L'ultime rotation
Cependant, un autre groupe de gardes débarque et choisit un petit nombre d'entre nous, moi y compris, et nous sort de la salle. Je suis sauvé ? Bien évidemment que non. L'air frais mord ma peau, une sensation oubliée depuis trop longtemps, mais elle n'apporte aucun répit. Mes pieds traînent sur le sol rocailleux, suivant le rythme imposé par les gard es. Je ne sais pas où ils nous emmènent, mais je devine aisément qu'il ne s'agit pas d'un lieu de repos.
Une autre machine de mise à mort se présente à nous. Plus imposante, plus complexe que celles que j'ai vues jusqu'à présent. Des tuyaux courent le long de sa structure métallique, des câbles épais la relient à une source d'énergie invisible. Elle ressemble à une gueule béante, prête à nous engloutir. La mort, encore et toujours.
J'essaye de comprendre ce que disent les gardes, leurs voix rauques et gutturales résonnant dans l'air. Je tends l'oreille, me concentrant au maximum. Je pense avoir entendu que cette machine nous tuera en l'honneur du respect d'un dieu. Un dieu ? Quel dieu pourrait se réjouir de telles atrocités ? Quel dieu exigerait un tel tribut de sang ? Ma foi, si tant est qu'il m'en reste une, s'effrite un peu plus à chaque instant.

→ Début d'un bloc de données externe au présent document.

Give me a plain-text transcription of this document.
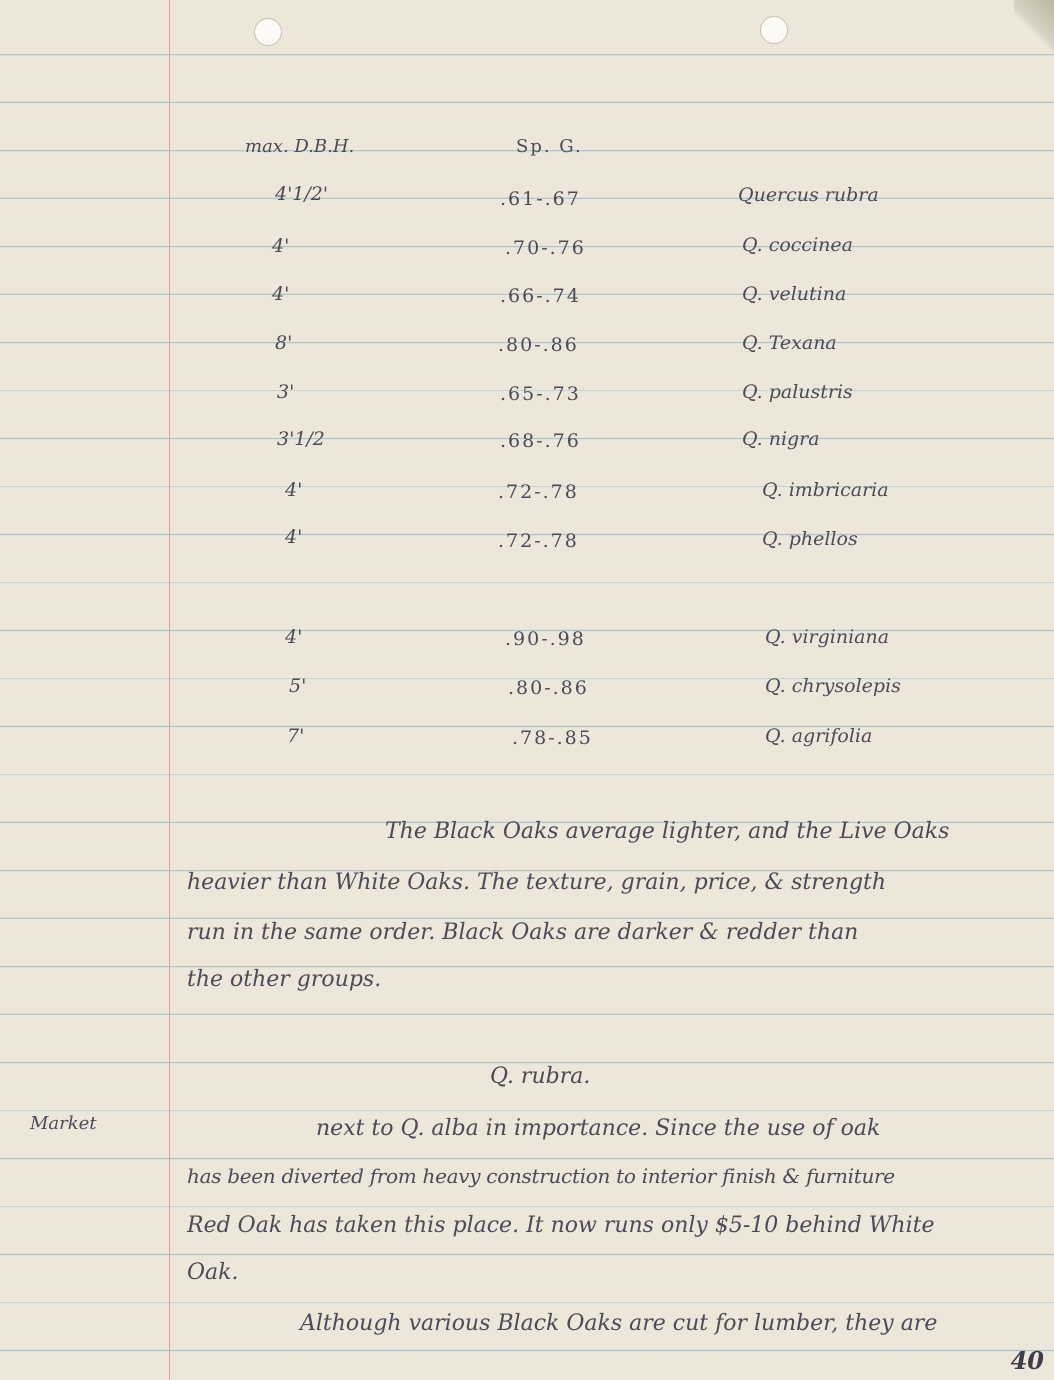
max. D.B.H.	Sp. G.
4'1/2'	.61-.67	Quercus rubra
4'	.70-.76	Q. coccinea
4'	.66-.74	Q. velutina
8'	.80-.86	Q. Texana
3'	.65-.73	Q. palustris
3'1/2	.68-.76	Q. nigra
4'	.72-.78	Q. imbricaria
4'	.72-.78	Q. phellos
4'	.90-.98	Q. virginiana
5'	.80-.86	Q. chrysolepis
7'	.78-.85	Q. agrifolia
The Black Oaks average lighter, and the Live Oaks
heavier than White Oaks. The texture, grain, price, & strength
run in the same order. Black Oaks are darker & redder than
the other groups.
Q. rubra.
Market	next to Q. alba in importance. Since the use of oak
has been diverted from heavy construction to interior finish & furniture
Red Oak has taken this place. It now runs only $5-10 behind White
Oak.
Although various Black Oaks are cut for lumber, they are
40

Les gardes nous poussent vers la machine. Je résiste, mais leur force est supérieure à la mienne. Je me débats, mais mes efforts sont vains. Je suis une feuille morte emportée par le vent, ballotée vers un destin inéluctable. Mes compagnons d'infortune sont dans le même état que moi, résignés, terrifiés. Certains pleurent, d'autres prient. Moi, je me contente de regarder la machine, essayant de percer son mystère, de comprendre son fonctionnement. Peut-être, si je parviens à comprendre, pourrais-je trouver un moyen de lui échapper. Mais je sais, au fond de moi, que c'est une illusion. Il n'y a pas d'échappatoire. La mort nous attend.
Encore une fois, l'un d´entre nous est choisi. C´est une femme d´une trentaine d´années. Ses yeux sont exorbités, le blanc visible tout autour de l´iris. Elle ne parle pas, ne résiste pas, ne bouge pas. Elle semble paralysée par la peur, transformée en statue de sel. Les gardes n'ont pas de mal à la mettre dans la machine. Ils la soulèvent comme une poupée de chiffon, la jettent à l´intérieur sans ménagement. À l´instant où ils la lâchent, elle se met à trembler, à s´agiter dans tous les sens, frappant sa tête contre les murs comme prise d´une folie soudaine. Un râle sourd s´échappe de sa gorge, un cri de désespoir contenu pendant trop longtemps.
Les murs se ferment sur elle, l´écrasant pour la maintenir en place. Son corps se tord, ses membres se plient dans des angles impossibles. Je détourne le regard, incapable de supporter cette vision. Mais je ne peux pas m´empêcher d´entendre ses cris, de plus en plus aigus, de plus en plus désespérés. La machine tourne à 180 degrés. Un grincement métallique déchire l´air. Une lame, aiguisée comme un rasoir, apparaît, descendant lentement vers sa gorge. Je ferme les yeux, me bouchant les oreilles, mais le bruit de la lame qui tranche la chair me parvient malgré tout, clair et précis. Un jet de sang chaud me gicle sur le visage.
La femme reste en vie. Elle agonise. Ses spasmes se font plus violents, son corps se débat frénétiquement. Des bulles de sang remontent à sa gorge, éclatant dans un gargouillis sinistre. Ses yeux me fixent, remplis de douleur et de supplication. Je voudrais l´aider, la soulager, mais je suis impuissant. Je ne peux que la regarder mourir, lentement, atrocement. Sa vie s´échappe, goutte après goutte, répandant une odeur de fer dans l´air. Finalement, ses mouvements ralentissent, puis s´arrêtent complètement.
Son corps reste inerte, suspendu dans la machine. Ses yeux sont toujours ouverts, fixant le vide. La mort a enfin mis fin à ses souffrances. Mais la vision de son agonie restera gravée dans ma mémoire à jamais. Un frisson me parcourt l´échine. Je sais que bientôt, ce sera mon tour. Et je me demande si j´aurai le courage d´affronter la mort avec plus de dignité que cette femume. Ou si comme elle, je serai brisé par la peur et le désespoir.